This site will work and look better in a browser that supports web standards, but it is accessible to any browser or Internet device.

Whedonesque - a community weblog about Joss Whedon
"Are there any friends of yours left you haven't tried to kill?"
11943 members | you are not logged in | 17 April 2014












April 17 2012

(SPOILER) Is "Cabin in the Woods" something different, or Whedon repeating himself? Movieline's Maria Aspan claims the movie is a checklist of tropes that Joss uses in his TV shows and Dr. Horrible. The cliches she identifies includes the "banality of evil", a wise-cracking guy, and the Big Bads lurking underneath.

It also criticizes how the movie portrays Jules and Dana although Joss calls himself a feminist. It does like the dark ending of the movie, and compares it to the end of Buffy's fifth season.

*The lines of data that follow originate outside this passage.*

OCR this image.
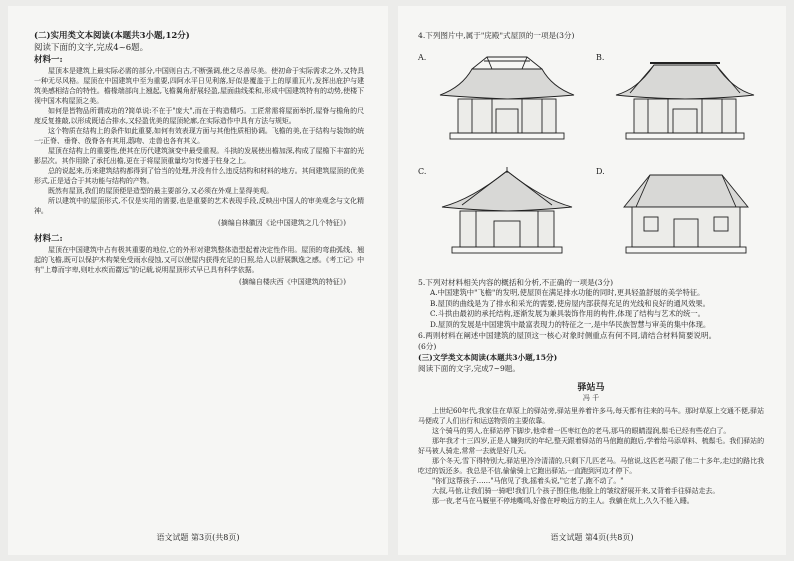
(二)实用类文本阅读(本题共3小题,12分)

阅读下面的文字,完成4~6题。

材料一:

屋顶本是建筑上最实际必需的部分,中国则自古,不断强调,使之尽善尽美。使初命于实际需求之外,又特具一种无尽风格。屋顶在中国建筑中至为重要,四阿水平日见利落,好似是覆盖于上的厚重瓦片,发挥出庇护与建筑美感相结合的特性。檐椽端部向上翘起,飞檐翼角舒展轻盈,屋面曲线柔和,形成中国建筑特有的动势,使楼下视中国木构屋顶之美。

如何是皆物品所谓成功的?简单说:不在于"庞大",而在于构造精巧。工匠常需将屋面举折,屋脊与檐角的尺度反复推敲,以形成既适合排水,又轻盈优美的屋顶轮廓,在实际造作中具有方法与规矩。

这个物质在结构上的条件如此重要,如何有效表现方面与其他性质相协调。飞檐的美,在于结构与装饰的统一;正脊、垂脊、戗脊各有其用,鸱吻、走兽也各有其义。

屋顶在结构上的重要性,使其在历代建筑演变中最受重视。斗拱的发展使出檐加深,构成了屋檐下丰富的光影层次。其作用除了承托出檐,更在于将屋顶重量均匀传递于柱身之上。

总的说起来,历来建筑结构都得到了恰当的处理,并没有什么违反结构和材料的地方。其间建筑屋顶的优美形式,正是适合于其功能与结构的产物。

既然有屋顶,我们的屋顶便是造型的最主要部分,又必须在外观上显得美观。

所以建筑中的屋顶形式,不仅是实用的需要,也是重要的艺术表现手段,反映出中国人的审美观念与文化精神。

(摘编自林徽因《论中国建筑之几个特征》)

材料二:

屋顶在中国建筑中占有极其重要的地位,它的外形对建筑整体造型起着决定性作用。屋顶的弯曲弧线、翘起的飞檐,既可以保护木构架免受雨水侵蚀,又可以使屋内获得充足的日照,给人以舒展飘逸之感。《考工记》中有"上尊而宇卑,则吐水疾而霤远"的记载,说明屋顶形式早已具有科学依据。

(摘编自楼庆西《中国建筑的特征》)

语文试题 第3页(共8页)

4.下列图片中,属于"庑殿"式屋顶的一项是(3分)

A.	B.
C.	D.

5.下列对材料相关内容的概括和分析,不正确的一项是(3分)

A.中国建筑中"飞檐"的发明,使屋顶在满足排水功能的同时,更具轻盈舒展的美学特征。

B.屋顶的曲线是为了排水和采光的需要,使房屋内部获得充足的光线和良好的通风效果。

C.斗拱由最初的承托结构,逐渐发展为兼具装饰作用的构件,体现了结构与艺术的统一。

D.屋顶的发展是中国建筑中最富表现力的特征之一,是中华民族智慧与审美的集中体现。

6.两则材料在阐述中国建筑的屋顶这一核心对象时侧重点有何不同,请结合材料简要说明。

(6分)

(三)文学类文本阅读(本题共3小题,15分)

阅读下面的文字,完成7~9题。

驿站马

冯 千

上世纪60年代,我家住在草原上的驿站旁,驿站里养着许多马,每天都有往来的马车。那时草原上交通不便,驿站马便成了人们出行和运送物资的主要依靠。

这个骑马的男人,在驿站停下脚步,他牵着一匹枣红色的老马,那马的眼睛湿润,鬃毛已经有些花白了。

那年我才十三四岁,正是人嫌狗厌的年纪,整天跟着驿站的马倌跑前跑后,学着给马添草料、梳鬃毛。我们驿站的好马被人骑走,常常一去就是好几天。

那个冬天,雪下得特别大,驿站里冷冷清清的,只剩下几匹老马。马倌说,这匹老马跟了他二十多年,走过的路比我吃过的饭还多。我总是不信,偷偷骑上它跑出驿站,一直跑到河边才停下。

"你们这帮孩子……"马倌见了我,摇着头说,"它老了,跑不动了。"

大叔,马倌,让我们骑一骑吧!我们几个孩子围住他,他脸上的皱纹舒展开来,又背着手往驿站走去。

那一夜,老马在马厩里不停地嘶鸣,好像在呼唤远方的主人。我躺在炕上,久久不能入睡。

语文试题 第4页(共8页)
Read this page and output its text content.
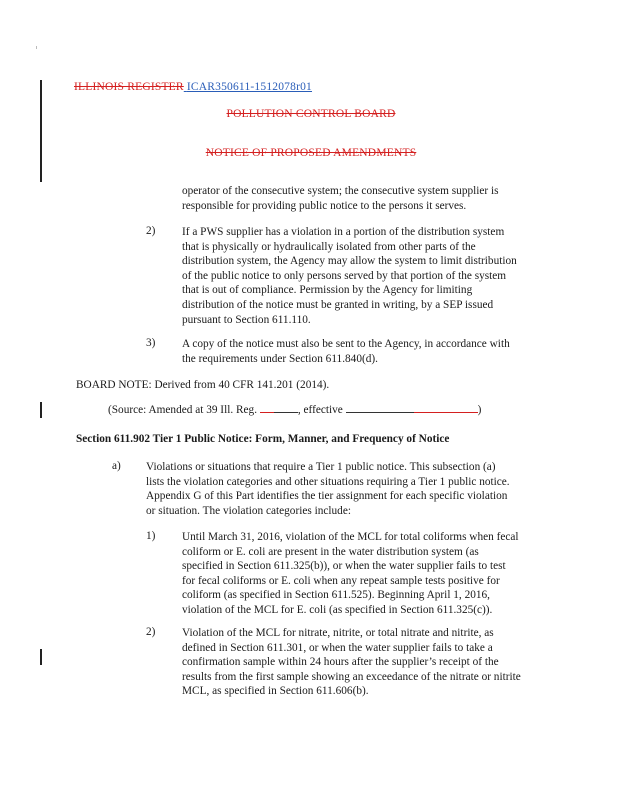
ILLINOIS REGISTER ICAR350611-1512078r01
POLLUTION CONTROL BOARD
NOTICE OF PROPOSED AMENDMENTS
operator of the consecutive system; the consecutive system supplier is
responsible for providing public notice to the persons it serves.
2) If a PWS supplier has a violation in a portion of the distribution system
that is physically or hydraulically isolated from other parts of the
distribution system, the Agency may allow the system to limit distribution
of the public notice to only persons served by that portion of the system
that is out of compliance. Permission by the Agency for limiting
distribution of the notice must be granted in writing, by a SEP issued
pursuant to Section 611.110.
3) A copy of the notice must also be sent to the Agency, in accordance with
the requirements under Section 611.840(d).
BOARD NOTE: Derived from 40 CFR 141.201 (2014).
(Source: Amended at 39 Ill. Reg.	, effective	)
Section 611.902 Tier 1 Public Notice: Form, Manner, and Frequency of Notice
a) Violations or situations that require a Tier 1 public notice. This subsection (a)
lists the violation categories and other situations requiring a Tier 1 public notice.
Appendix G of this Part identifies the tier assignment for each specific violation
or situation. The violation categories include:
1) Until March 31, 2016, violation of the MCL for total coliforms when fecal
coliform or E. coli are present in the water distribution system (as
specified in Section 611.325(b)), or when the water supplier fails to test
for fecal coliforms or E. coli when any repeat sample tests positive for
coliform (as specified in Section 611.525). Beginning April 1, 2016,
violation of the MCL for E. coli (as specified in Section 611.325(c)).
2) Violation of the MCL for nitrate, nitrite, or total nitrate and nitrite, as
defined in Section 611.301, or when the water supplier fails to take a
confirmation sample within 24 hours after the supplier’s receipt of the
results from the first sample showing an exceedance of the nitrate or nitrite
MCL, as specified in Section 611.606(b).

Point two seems to miss the point of both Cabin in the Woods and Dollhouse. I'm fine if you have issues with the female characters in Cabin, but this quote drives me up the wall: "There are some particularly lascivious camera shots up the long legs of one character, whose blonde hair dye literally turns her into a sex-crazed “whore.” (Yep, the two main women in the movie are slotted into the ritual-sacrifice roles and horror-movie tropes of “virgin” and “whore.”)" ...um, yes? A movie about horror-movie tropes, uh, employs horror movie tropes?

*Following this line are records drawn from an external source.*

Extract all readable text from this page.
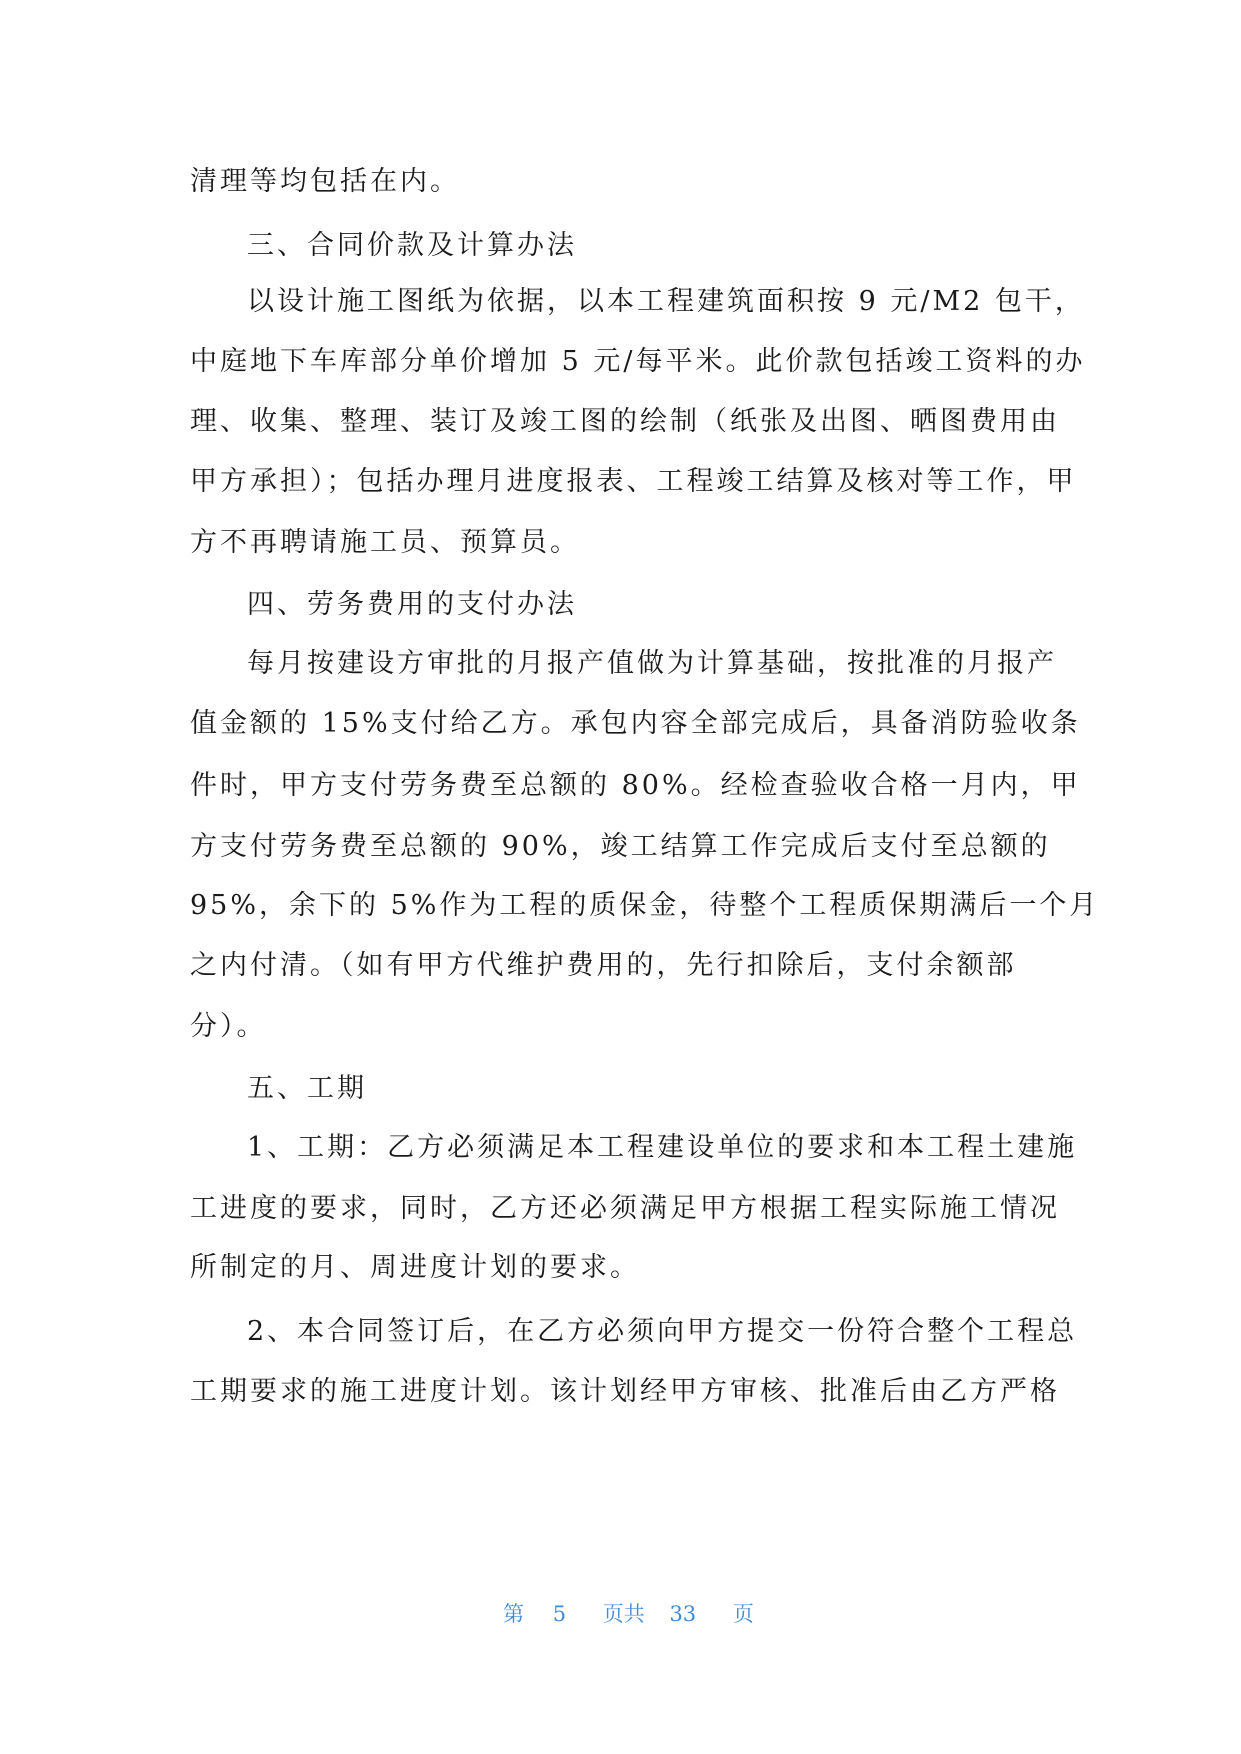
清理等均包括在内。
三、合同价款及计算办法
以设计施工图纸为依据，以本工程建筑面积按 9 元/M2 包干，
中庭地下车库部分单价增加 5 元/每平米。此价款包括竣工资料的办
理、收集、整理、装订及竣工图的绘制（纸张及出图、晒图费用由
甲方承担）；包括办理月进度报表、工程竣工结算及核对等工作，甲
方不再聘请施工员、预算员。
四、劳务费用的支付办法
每月按建设方审批的月报产值做为计算基础，按批准的月报产
值金额的 15%支付给乙方。承包内容全部完成后，具备消防验收条
件时，甲方支付劳务费至总额的 80%。经检查验收合格一月内，甲
方支付劳务费至总额的 90%，竣工结算工作完成后支付至总额的
95%，余下的 5%作为工程的质保金，待整个工程质保期满后一个月
之内付清。（如有甲方代维护费用的，先行扣除后，支付余额部
分）。
五、工期
1、工期：乙方必须满足本工程建设单位的要求和本工程土建施
工进度的要求，同时，乙方还必须满足甲方根据工程实际施工情况
所制定的月、周进度计划的要求。
2、本合同签订后，在乙方必须向甲方提交一份符合整个工程总
工期要求的施工进度计划。该计划经甲方审核、批准后由乙方严格
第 5 页共 33 页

In twice the length, the article lacks half the nuance of the previous article posted.
I had really, really gotten the message: corporations are evil, and evil is often mundane


But the corporation isn't actually evil, it's saving the world time and time again. They have no choice in what they do. Marty and Dana are actually the villains because they chose themselves over the rest of humanity. Or something like that.
Ugh can people stop over analysing this movie? This why i hate reading meta and most reviews. It takes out all the fun and leaves you underwhelmed by a movie/book/tv show you really loved the first time around.
Alternatively, those who don't like analysis could not read analysis.
Having the Ancient Ones directly beneath the final circular platform did remind me of the Buffy quote:
"From beneath you it devours."


(... earlier mistranslated by Andrew as, "It eats you, starting with your bottom.")

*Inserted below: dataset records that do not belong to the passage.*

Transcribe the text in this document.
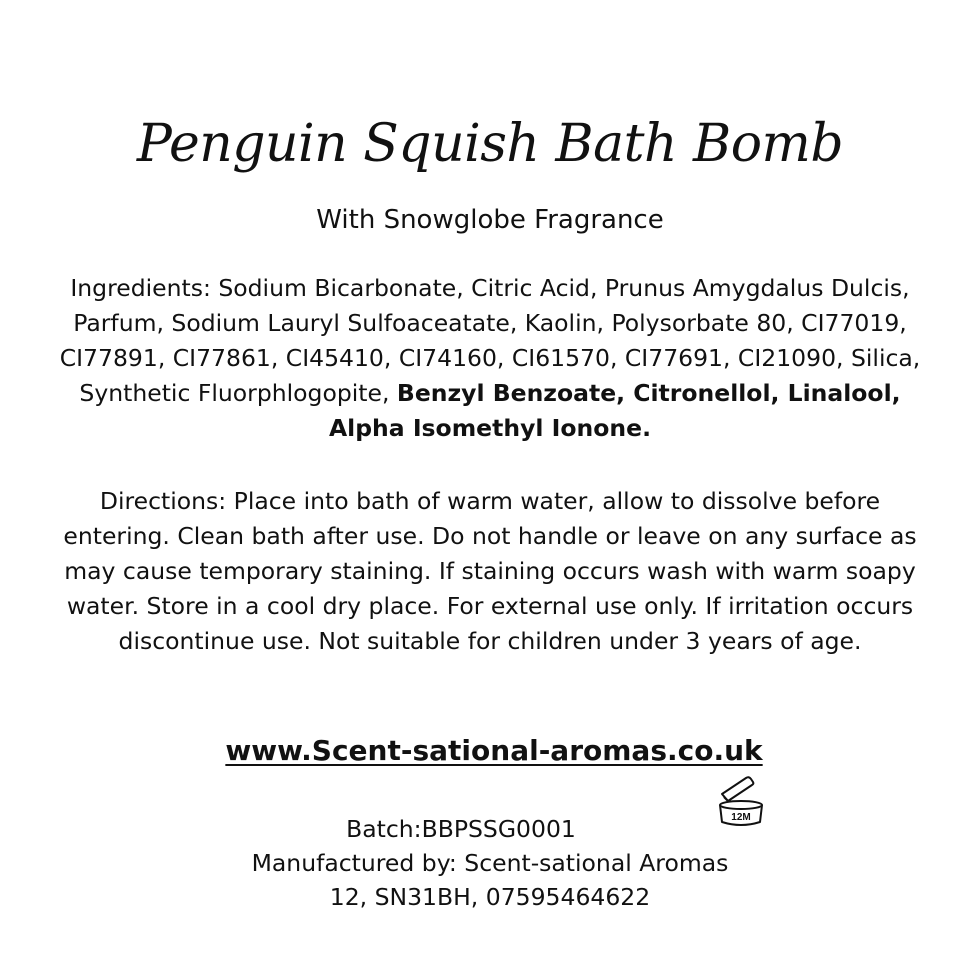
Penguin Squish Bath Bomb
With Snowglobe Fragrance
Ingredients: Sodium Bicarbonate, Citric Acid, Prunus Amygdalus Dulcis, Parfum, Sodium Lauryl Sulfoaceatate, Kaolin, Polysorbate 80, CI77019, CI77891, CI77861, CI45410, CI74160, CI61570, CI77691, CI21090, Silica, Synthetic Fluorphlogopite, Benzyl Benzoate, Citronellol, Linalool, Alpha Isomethyl Ionone.
Directions: Place into bath of warm water, allow to dissolve before entering. Clean bath after use. Do not handle or leave on any surface as may cause temporary staining. If staining occurs wash with warm soapy water. Store in a cool dry place. For external use only. If irritation occurs discontinue use. Not suitable for children under 3 years of age.
www.Scent-sational-aromas.co.uk
Batch:BBPSSG0001
Manufactured by: Scent-sational Aromas
12, SN31BH, 07595464622
12M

[ edited by SteveP on 2012-04-17 22:45 ]
Interesting parenthetical in 2: "Yep, the two main women in the movie are slotted into the ritual-sacrifice roles and horror-movie tropes of “virgin” and “whore.” Yet, it completely ignores the other "ritual-sacrifice roles and horror movie tropes" of "stoner," "jock," and "black guy who dies." And in terms of being a wildly inconsistent feminist, in terms of her portrayal of Dollhouse as a "rape fantasy," it wasn't just women being raped. Adelle used the guise of Ms. Lonelyhearts to hire Victor as her lover and fantasy.

While I hate to be the fan that says she doesn't get it...I think she just doesn't get Whedon. On some level, you just can't have a discussion about feminism without first noting the issues, such as the exploitation of women in the media.

And while loveable slacker idiot is a consistent character with Whedon, he's not always a hero. Lest we forget, Xander ran away from his marriage, Wesley kidnapped Angel's son, and Wash threw a fit and nearly got himself and Mal killed over jealousy about Mal and Zoe's war stories (hey, episode title!), and Billy ends up killing Penny. It's not that I think she doesn't have a good point about Whedon and tropes, to a degree, it's just that she's not doing a real good job of making it.
Not to play who's-the-better-fanboy/girl here, but someone who writes off Firefly, Dollhouse and Dr. Horrible isn't exactly what I'd call an expert on the man. Now, I do find myself veering back and forth somewhat wildly on whether or not I found Cabin to be successful--leaning towards yes, but needing a second viewing--so I don't think it's required that someone like almost everything an artist has produced to have a valid opinion on them. But half the things she lists are simply key aspects to what this particular artist has always done and probably always will do, and the other half seem to be sour misinterpretations at best.
For anyone interested (and for some reason I can't post anything right now), here is an article from Rope of Silicon in which site owner Brad Brevet elaborates on how he wishes "Cabin" would have ended: http://www.ropeofsilicon.com/how-i-wish-cabin-in-the-woods-would-have-ended/
I read an article (or perhaps it was an interview...?) once by Robin McKinley. In it she talked about how important the story of Beauty and the Beast was to her. She said something to the effect that storytellers tend to have one story in them that is their story and they tell it over and over again. (She's done three versions of Beauty and the Beast - one with a vampire.) I don't know if that idea holds up to wide scrutiny, but I'm not sure why it there is something wrong with the concept if it's true. We are who we are, we are concerned about what we are concerned about, and then we make art from it - especially if we feel like no one is listening. Until the ELoE passes out black hats, the light needs to be shined on the mundanity of evil so that we can learn to recognize it when confronted with it in life.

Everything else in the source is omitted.